Onun için de önce kul razı olur ister, sonra Allah kuldan kulun razı olduğunu yaşam alanına döker. Bu menfide böyle olduğu gibi, müspet amellerde de durum aynıdır.

Nefsin basamakları sayılırken önce raziye sonra marziye gelir. Biz ne kadar razıyız? Ne kadar kur’an yaşamını yaşam ediniriz? Allahın emirlerini tatmin bir kalp ile uygularız da Allahın razılığından bahsederiz?

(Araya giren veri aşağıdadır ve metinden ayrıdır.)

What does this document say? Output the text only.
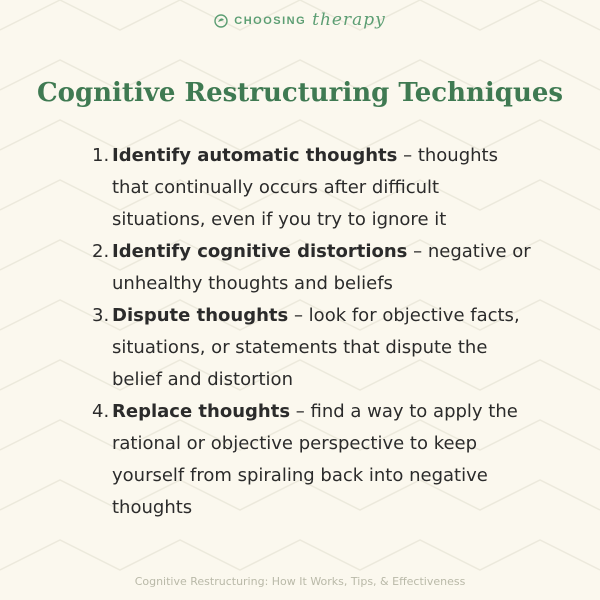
CHOOSING therapy
Cognitive Restructuring Techniques
1. Identify automatic thoughts – thoughts that continually occurs after difficult situations, even if you try to ignore it
2. Identify cognitive distortions – negative or unhealthy thoughts and beliefs
3. Dispute thoughts – look for objective facts, situations, or statements that dispute the belief and distortion
4. Replace thoughts – find a way to apply the rational or objective perspective to keep yourself from spiraling back into negative thoughts
Cognitive Restructuring: How It Works, Tips, & Effectiveness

Rıza=Radiye bilinci kulun Allah’ın emirlerine Rıza göstermesidir. Bu dahi kulun iradesinin apaçık kanıtıdır…

Bu çok önemli bir konudur insanların yanılgı noktası da buradadır. Mahlûkatı Allah’ın veçhi sanırlar. Hayır, mahlûkat Allah’ın veçhi yani yüzü değildir. Allah böyle kavramlardan münezzehtir.

Bunu Allah’a en yakın olduğumuz secdede şöyle dillendiririz. “SUBHANE RABBİYEL A’ALA”. O halde iken dahi Allah, rububiyet itibariyle dahi eşrefi mahlûk olan insandan dahi münezzehtir. Bunu en güzel şekilde idrak edip olayın hakikatine vakıf olmazsak, vahdete erelim derken, ittihat yaparak şirke batmış oluruz.

Allah mutlak fıtrat üzere yaratır âlemini… İnsana değişim iradesi verdiği için, nefsine yenik düşer. Suçlu kuldur ve yaptığının karşılığına da erecektir.

Kur’an vahdeti ikilik üzerine kurar. Kul ile rabbi. Namaz ikilik üzerinedir. Asla ve asla kul, ALLAH DEĞİLDİR. Kul Allahın mahlûkudur ve Allah’ın ilmiyetinde yerini almıştır. Kim ki kulu kaldırıp yerine Allah’ı bırakırsa, o İslam çizgisinin dışına çıkmıştır.

Allah bizi İslam ile sorumlu tutmakta ve İslam dışındaki hiçbir inanışı ve düşünceyi bizden kabul etmeyecektir. Ve eğer ki İslam dışı bir itikada saparsa, kıyamet gününde kaybedenlerden oluruz.

Yani demem şu ki, varlığın özüne inip öz gerçekliğimizi anlayıp ona göre amel etmek için çalışırız. Başka da gayemiz yoktur.